確かにこの世界では機械と言える物は少なく、ましてやこんな発達したハイ・テクノロジーが世の中に出てしまったら,平和なこの世界が狂ってしまうのは誰が見てもわかる事だった。
「わかったわ、グンバちゃん。これはホビー、この世界では動かない。これでいいのよね」
俺は不動な車に納得をしながら作るだけで満足する事にした。
「と・こ・ろ・で〜 グンバちゃん。なんでこの世界にこんな物を持って来たのよ〜」
「だって,だって,ボクにもノルマって言うものがあるし,召喚した場所で売らないと上司に怒られちゃうんだよ〜」
召喚された世界で物を売らなくてはいけない葛藤っと,この世界を狂わせてはいけない安寧を保ち,きっとそのバランスを取るためにホビー化する事を選んだんだろう。

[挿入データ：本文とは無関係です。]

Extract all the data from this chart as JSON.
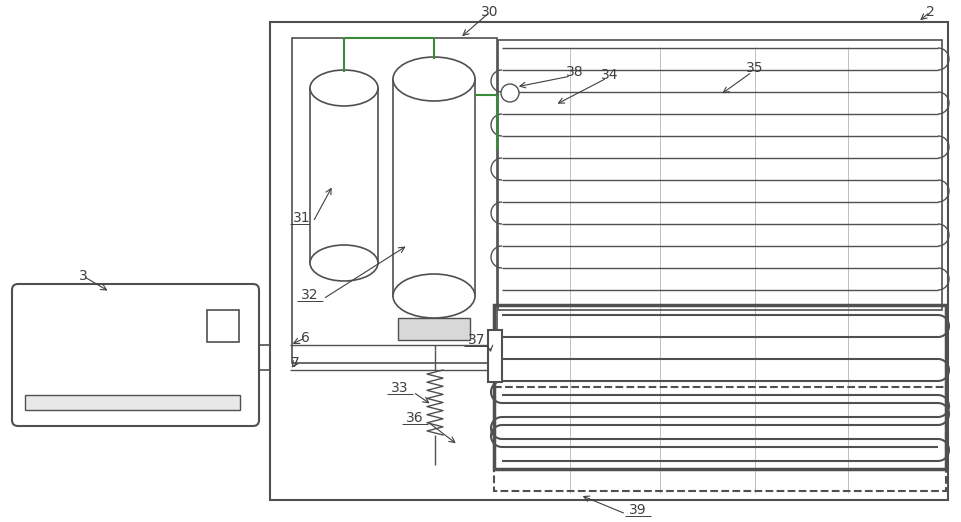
{
  "bg": "#ffffff",
  "lc": "#505050",
  "gc": "#3a8a3a",
  "fig_w": 9.61,
  "fig_h": 5.22,
  "dpi": 100
}
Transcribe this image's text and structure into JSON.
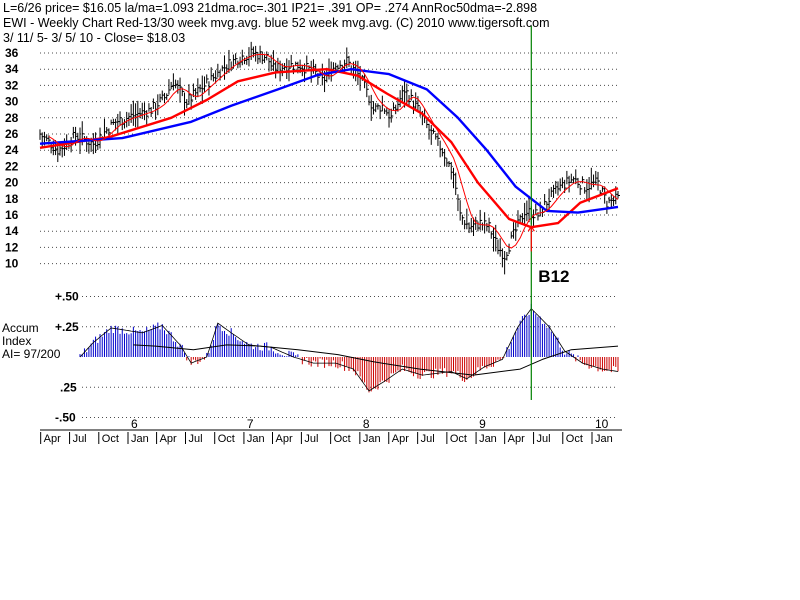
{
  "header": {
    "line1": "L=6/26  price= $16.05  la/ma=1.093 21dma.roc=.301 IP21= .391 OP= .274 AnnRoc50dma=-2.898",
    "line2": "EWI  - Weekly Chart  Red-13/30 week mvg.avg.  blue 52 week mvg.avg.  (C) 2010 www.tigersoft.com",
    "line3": " 3/ 11/ 5- 3/ 5/ 10 -     Close= $18.03"
  },
  "colors": {
    "background": "#ffffff",
    "bars": "#000000",
    "ma_fast": "#ff0000",
    "ma_slow": "#0000ff",
    "signal_line": "#008000",
    "accum_positive": "#0000cc",
    "accum_negative": "#cc0000",
    "grid": "#000000"
  },
  "chart_data": [
    {
      "type": "ohlc",
      "title": "EWI  - Weekly Chart",
      "ylim": [
        10,
        36
      ],
      "y_ticks": [
        "36",
        "34",
        "32",
        "30",
        "28",
        "26",
        "24",
        "22",
        "20",
        "18",
        "16",
        "14",
        "12",
        "10"
      ],
      "x_year_labels": [
        "6",
        "7",
        "8",
        "9",
        "10"
      ],
      "x_month_labels": [
        "Apr",
        "Jul",
        "Oct",
        "Jan",
        "Apr",
        "Jul",
        "Oct",
        "Jan",
        "Apr",
        "Jul",
        "Oct",
        "Jan",
        "Apr",
        "Jul",
        "Oct",
        "Jan",
        "Apr",
        "Jul",
        "Oct",
        "Jan"
      ],
      "x_start": "2005-03-11",
      "x_end": "2010-03-05",
      "price_path": [
        [
          "2005-03-11",
          26.0
        ],
        [
          "2005-04-08",
          25.0
        ],
        [
          "2005-05-06",
          24.0
        ],
        [
          "2005-06-03",
          24.8
        ],
        [
          "2005-07-01",
          25.8
        ],
        [
          "2005-08-26",
          24.8
        ],
        [
          "2005-10-07",
          26.5
        ],
        [
          "2005-11-04",
          27.5
        ],
        [
          "2005-12-30",
          28.3
        ],
        [
          "2006-02-24",
          29.0
        ],
        [
          "2006-04-07",
          30.5
        ],
        [
          "2006-05-05",
          32.5
        ],
        [
          "2006-06-16",
          30.0
        ],
        [
          "2006-07-28",
          31.5
        ],
        [
          "2006-09-08",
          33.0
        ],
        [
          "2006-10-20",
          34.5
        ],
        [
          "2006-12-01",
          35.5
        ],
        [
          "2007-01-12",
          36.0
        ],
        [
          "2007-02-23",
          35.5
        ],
        [
          "2007-03-16",
          34.0
        ],
        [
          "2007-04-27",
          34.5
        ],
        [
          "2007-06-08",
          34.5
        ],
        [
          "2007-07-27",
          33.5
        ],
        [
          "2007-08-17",
          32.5
        ],
        [
          "2007-09-28",
          34.5
        ],
        [
          "2007-11-02",
          35.0
        ],
        [
          "2007-12-14",
          33.0
        ],
        [
          "2008-01-11",
          30.5
        ],
        [
          "2008-01-25",
          29.0
        ],
        [
          "2008-02-22",
          29.5
        ],
        [
          "2008-03-21",
          28.0
        ],
        [
          "2008-05-02",
          31.5
        ],
        [
          "2008-06-13",
          29.0
        ],
        [
          "2008-07-18",
          26.5
        ],
        [
          "2008-08-29",
          24.0
        ],
        [
          "2008-10-03",
          21.0
        ],
        [
          "2008-10-24",
          16.0
        ],
        [
          "2008-11-21",
          14.5
        ],
        [
          "2008-12-26",
          15.0
        ],
        [
          "2009-01-23",
          14.5
        ],
        [
          "2009-02-20",
          12.0
        ],
        [
          "2009-03-13",
          11.0
        ],
        [
          "2009-04-10",
          13.5
        ],
        [
          "2009-05-15",
          16.5
        ],
        [
          "2009-06-26",
          16.0
        ],
        [
          "2009-07-31",
          18.0
        ],
        [
          "2009-09-04",
          19.5
        ],
        [
          "2009-10-16",
          20.5
        ],
        [
          "2009-11-20",
          19.5
        ],
        [
          "2009-12-31",
          20.0
        ],
        [
          "2010-01-29",
          17.5
        ],
        [
          "2010-03-05",
          18.0
        ]
      ],
      "ma_13_30": [
        [
          "2005-03-11",
          24.3
        ],
        [
          "2005-08-05",
          25.2
        ],
        [
          "2005-10-14",
          25.6
        ],
        [
          "2006-04-28",
          28.0
        ],
        [
          "2006-08-18",
          30.2
        ],
        [
          "2006-11-24",
          32.5
        ],
        [
          "2007-03-23",
          33.6
        ],
        [
          "2007-08-31",
          34.0
        ],
        [
          "2007-12-07",
          33.2
        ],
        [
          "2008-03-07",
          31.0
        ],
        [
          "2008-06-27",
          28.5
        ],
        [
          "2008-09-26",
          25.0
        ],
        [
          "2008-12-19",
          20.0
        ],
        [
          "2009-03-27",
          15.5
        ],
        [
          "2009-06-05",
          14.5
        ],
        [
          "2009-08-28",
          15.0
        ],
        [
          "2009-11-06",
          17.5
        ],
        [
          "2010-03-05",
          19.3
        ]
      ],
      "ma_52": [
        [
          "2005-03-11",
          24.8
        ],
        [
          "2005-08-05",
          25.2
        ],
        [
          "2005-11-25",
          25.5
        ],
        [
          "2006-06-30",
          27.5
        ],
        [
          "2006-11-03",
          29.5
        ],
        [
          "2007-03-30",
          31.5
        ],
        [
          "2007-08-03",
          33.3
        ],
        [
          "2007-11-16",
          34.0
        ],
        [
          "2008-03-14",
          33.4
        ],
        [
          "2008-07-11",
          31.5
        ],
        [
          "2008-10-17",
          28.0
        ],
        [
          "2009-01-16",
          24.0
        ],
        [
          "2009-04-17",
          19.5
        ],
        [
          "2009-07-24",
          16.5
        ],
        [
          "2009-10-30",
          16.3
        ],
        [
          "2010-03-05",
          17.0
        ]
      ],
      "signal": {
        "date": "2009-06-05",
        "label": "B12"
      }
    },
    {
      "type": "bar",
      "title": "Accum Index",
      "ylim": [
        -0.5,
        0.5
      ],
      "y_ticks": [
        "+.50",
        "+.25",
        ".25",
        "-.50"
      ],
      "side_labels": [
        "Accum",
        "Index",
        "AI= 97/200"
      ],
      "ai_path": [
        [
          "2005-03-11",
          0.0
        ],
        [
          "2005-07-15",
          0.0
        ],
        [
          "2005-08-26",
          0.12
        ],
        [
          "2005-10-21",
          0.24
        ],
        [
          "2006-01-27",
          0.2
        ],
        [
          "2006-03-31",
          0.26
        ],
        [
          "2006-05-26",
          0.1
        ],
        [
          "2006-06-30",
          -0.05
        ],
        [
          "2006-08-18",
          0.0
        ],
        [
          "2006-09-22",
          0.28
        ],
        [
          "2006-11-03",
          0.2
        ],
        [
          "2006-12-29",
          0.1
        ],
        [
          "2007-03-09",
          0.08
        ],
        [
          "2007-05-18",
          0.0
        ],
        [
          "2007-07-20",
          -0.05
        ],
        [
          "2007-09-28",
          -0.05
        ],
        [
          "2007-11-23",
          -0.1
        ],
        [
          "2008-01-11",
          -0.28
        ],
        [
          "2008-02-29",
          -0.2
        ],
        [
          "2008-04-25",
          -0.1
        ],
        [
          "2008-06-27",
          -0.15
        ],
        [
          "2008-09-26",
          -0.12
        ],
        [
          "2008-11-14",
          -0.18
        ],
        [
          "2009-01-09",
          -0.08
        ],
        [
          "2009-03-06",
          -0.02
        ],
        [
          "2009-04-24",
          0.25
        ],
        [
          "2009-06-05",
          0.4
        ],
        [
          "2009-07-31",
          0.25
        ],
        [
          "2009-09-18",
          0.05
        ],
        [
          "2009-11-13",
          -0.05
        ],
        [
          "2010-01-15",
          -0.1
        ],
        [
          "2010-03-05",
          -0.12
        ]
      ],
      "ai_ma": [
        [
          "2005-12-30",
          0.1
        ],
        [
          "2006-03-10",
          0.09
        ],
        [
          "2006-07-07",
          0.06
        ],
        [
          "2006-10-20",
          0.1
        ],
        [
          "2007-02-02",
          0.09
        ],
        [
          "2007-06-01",
          0.06
        ],
        [
          "2007-10-05",
          0.02
        ],
        [
          "2008-01-25",
          -0.04
        ],
        [
          "2008-06-20",
          -0.1
        ],
        [
          "2008-12-05",
          -0.15
        ],
        [
          "2009-05-01",
          -0.1
        ],
        [
          "2009-07-10",
          -0.02
        ],
        [
          "2009-10-09",
          0.06
        ],
        [
          "2010-03-05",
          0.09
        ]
      ]
    }
  ]
}
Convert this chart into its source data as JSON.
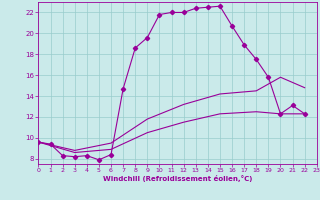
{
  "xlabel": "Windchill (Refroidissement éolien,°C)",
  "bg_color": "#caeaea",
  "line_color": "#990099",
  "grid_color": "#99cccc",
  "xlim": [
    0,
    23
  ],
  "ylim": [
    7.5,
    23
  ],
  "yticks": [
    8,
    10,
    12,
    14,
    16,
    18,
    20,
    22
  ],
  "xticks": [
    0,
    1,
    2,
    3,
    4,
    5,
    6,
    7,
    8,
    9,
    10,
    11,
    12,
    13,
    14,
    15,
    16,
    17,
    18,
    19,
    20,
    21,
    22,
    23
  ],
  "line1_x": [
    0,
    1,
    2,
    3,
    4,
    5,
    6,
    7,
    8,
    9,
    10,
    11,
    12,
    13,
    14,
    15,
    16,
    17,
    18,
    19,
    20,
    21,
    22
  ],
  "line1_y": [
    9.6,
    9.4,
    8.3,
    8.2,
    8.3,
    7.9,
    8.4,
    14.7,
    18.6,
    19.6,
    21.8,
    22.0,
    22.0,
    22.4,
    22.5,
    22.6,
    20.7,
    18.9,
    17.5,
    15.8,
    12.3,
    13.1,
    12.3
  ],
  "line2_x": [
    0,
    22
  ],
  "line2_y": [
    9.6,
    14.8
  ],
  "line3_x": [
    0,
    22
  ],
  "line3_y": [
    9.6,
    12.3
  ],
  "curve2_x": [
    0,
    3,
    6,
    9,
    12,
    15,
    18,
    20,
    22
  ],
  "curve2_y": [
    9.6,
    8.8,
    9.5,
    11.8,
    13.2,
    14.2,
    14.5,
    15.8,
    14.8
  ],
  "curve3_x": [
    0,
    3,
    6,
    9,
    12,
    15,
    18,
    20,
    22
  ],
  "curve3_y": [
    9.6,
    8.6,
    8.9,
    10.5,
    11.5,
    12.3,
    12.5,
    12.3,
    12.3
  ]
}
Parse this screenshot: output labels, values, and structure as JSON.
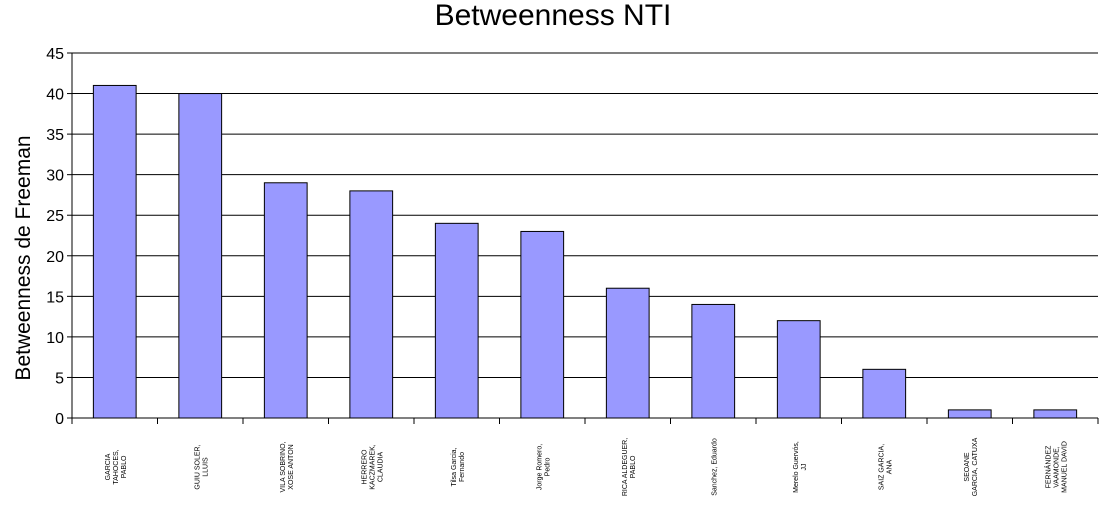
{
  "chart_data": {
    "type": "bar",
    "title": "Betweenness NTI",
    "ylabel": "Betweenness de Freeman",
    "xlabel": "",
    "ylim": [
      0,
      45
    ],
    "yticks": [
      0,
      5,
      10,
      15,
      20,
      25,
      30,
      35,
      40,
      45
    ],
    "grid": true,
    "legend": "none",
    "bar_color": "#9999ff",
    "categories": [
      [
        "GARCIA",
        "TAHOCES,",
        "PABLO"
      ],
      [
        "GUIU SOLER,",
        "LLUIS"
      ],
      [
        "VILA SOBRINO,",
        "XOSE ANTON"
      ],
      [
        "HERRERO",
        "KACZMAREK,",
        "CLAUDIA"
      ],
      [
        "Tilsa Garcia,",
        "Fernando"
      ],
      [
        "Jorge Romero,",
        "Pedro"
      ],
      [
        "RICA ALDEGUER,",
        "PABLO"
      ],
      [
        "Sanchez, Eduardo"
      ],
      [
        "Merelo Guervós,",
        "JJ"
      ],
      [
        "SAIZ GARCIA,",
        "ANA"
      ],
      [
        "SEOANE",
        "GARCIA, CATUXA"
      ],
      [
        "FERNÁNDEZ",
        "VAAMONDE,",
        "MANUEL DAVID"
      ]
    ],
    "values": [
      41,
      40,
      29,
      28,
      24,
      23,
      16,
      14,
      12,
      6,
      1,
      1
    ]
  }
}
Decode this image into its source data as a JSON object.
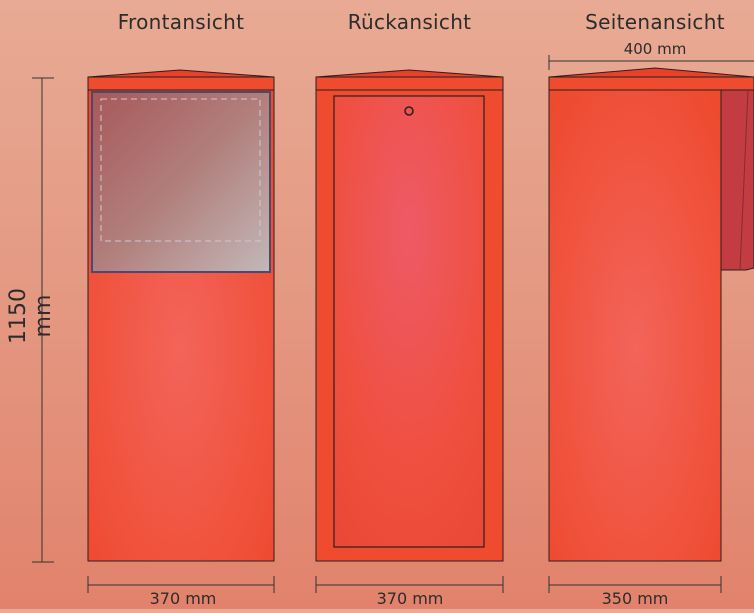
{
  "views": {
    "front": {
      "title": "Frontansicht",
      "width_label": "370 mm"
    },
    "back": {
      "title": "Rückansicht",
      "width_label": "370 mm"
    },
    "side": {
      "title": "Seitenansicht",
      "top_label": "400 mm",
      "width_label": "350 mm"
    }
  },
  "height_label": "1150 mm",
  "colors": {
    "body_red": "#ef4b2e",
    "outline": "#2a1f1f",
    "window_glass": "#b07b7b",
    "panel_pink": "#ee5b63",
    "side_panel": "#c23c42"
  }
}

「まぁ〜いいわ。貴方もセールスマンとしての立場があるでしょうからこれ以上の詮索はしないであげる。それにしても……」
このインプレッサWRXを組み立てるのには懸念があった。
それは俺が男では無く,このレミーネと言う貧弱な体で作れるのか? と言う不安だった。
母親のミディアと侍女であるオフィーリアには見つからないように,毎日のストレッチと,膝を付いた腕立て伏せ,クランチ式の腹筋に浅めのスクワットなど2〜3回はしているが,それでもサスペンションやエンジン,ボンネットなどを持ち上げる筋力には遠く及ばず,貧弱なこの体を幻滅していた。
「はぁ〜 どうしたらいいのかしら……」
「マスターどうしたのです?」
気を使ってくれたのかグンバちゃんは俺の様子を伺い,心配をしてくれた。
「ねぇ,グンバちゃん。あのインプレッサWRXって実車でしょ? エンジンとかボンネットやドアなど重いわよね〜どうやって組み立てるの?」
「そんなの簡単です。ボクのサポート魔法で重たい物は持ち上げたり移動させたり出来るので,お茶の子さいさいですよ」
「……」
それを聞いて俺は今まで悩んでた事が自分でアホらしくなった。
よくよく考えたらここは魔法が使える世界,自分自身が魔法を覚えていなかったから前世のイメージでどう対処しようか考え過ぎていたのだ。
俺はグンバちゃんの言葉を聞いて顔を赤面し,ただ恥ずかしく布団に潜りたい気持ちでいたのだった。